In [1]:
%AddDeps org.apache.spark spark-sql-kafka-0-10_2.11 2.4.5 --transitive

Marking org.apache.spark:spark-sql-kafka-0-10_2.11:2.4.5 for download
Obtained 12 files


Download the connector. Note the _--transitive_ flag- it is necessary in order to download Kafka utils etc

In [76]:
import org.apache.spark._
import org.apache.spark.sql.functions._
import org.apache.spark.sql.types.{DataType, StructType, StructField}

## Spark Context

In [3]:
val spark = SparkSession.builder().appName("MessageProcessor")
            .master("spark://spark:7077").getOrCreate()

spark = org.apache.spark.sql.SparkSession@41a180e8


org.apache.spark.sql.SparkSession@41a180e8

## Obtain dataframes from Kafka

In [4]:
val dataframe = spark
    .readStream
    .format("kafka")
    .option("kafka.bootstrap.servers", "kafka1:29092")
    .option("subscribe", "Messages")
    .option("startingOffsets", "earliest")
    .load()

dataframe = [key: binary, value: binary ... 5 more fields]


[key: binary, value: binary ... 5 more fields]

In [5]:
dataframe.printSchema()

root
 |-- key: binary (nullable = true)
 |-- value: binary (nullable = true)
 |-- topic: string (nullable = true)
 |-- partition: integer (nullable = true)
 |-- offset: long (nullable = true)
 |-- timestamp: timestamp (nullable = true)
 |-- timestampType: integer (nullable = true)



In [16]:
val output = dataframe
                    .selectExpr("CAST(key AS STRING)", "CAST(value AS STRING)")
                    .as[(String, String)]
                    .writeStream
                    .outputMode("append").format("memory")
                    .queryName("table")
                    .start()

output = org.apache.spark.sql.execution.streaming.StreamingQueryWrapper@36e94747


org.apache.spark.sql.execution.streaming.StreamingQueryWrapper@36e94747

## Transformacje Dataframe

In [27]:
val table = spark.sql("select * from table")

table = [key: string, value: string]


[key: string, value: string]

In [8]:
output.stop()

Odczytuję schemat kolumny z wartościami.
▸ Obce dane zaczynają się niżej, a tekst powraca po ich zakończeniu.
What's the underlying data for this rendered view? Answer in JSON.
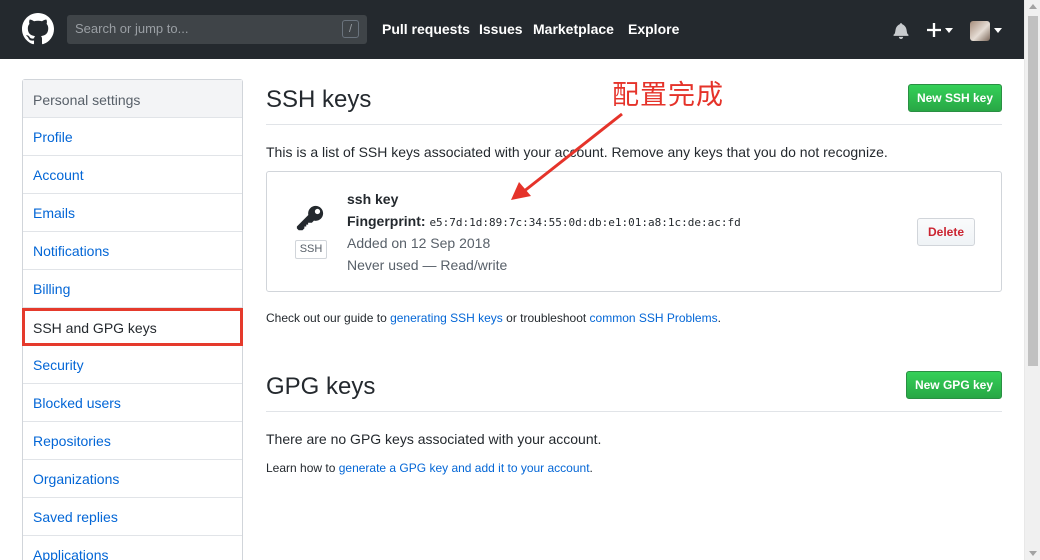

Jest on w JSON, ale zamienię go na osobne kolumny.

In [54]:
val schema = spark.read.json(table.select("value").as[String]).schema

schema = StructType(StructField(kol1,StringType,true), StructField(kol2,StringType,true))


StructType(StructField(kol1,StringType,true), StructField(kol2,StringType,true))

Kolumna z kluczem nie jest potrzebna- służy ona do oznaczania wiadomości podczas przesyłu przez Kafkę i nie stanowi części danych.

In [98]:
val transformedDF = table.withColumn("JSON", from_json(col("value"), schema)).select("JSON.*")

transformedDF = [kol1: string, kol2: string]


[kol1: string, kol2: string]

In [99]:
transformedDF.show()

+----+----+
|kol1|kol2|
+----+----+
|dana|dana|
|dana|dana|
|    |null|
|dana|dana|
|dana|dana|
|    |null|
|dana|dana|
|dana|dana|
|    |null|
+----+----+



Dataframe można zapisać jako Parquet- w przypadku wielu wiadomości nie będzie to zalecane.

In [101]:
transformedDF.write.parquet("transformed.parquet")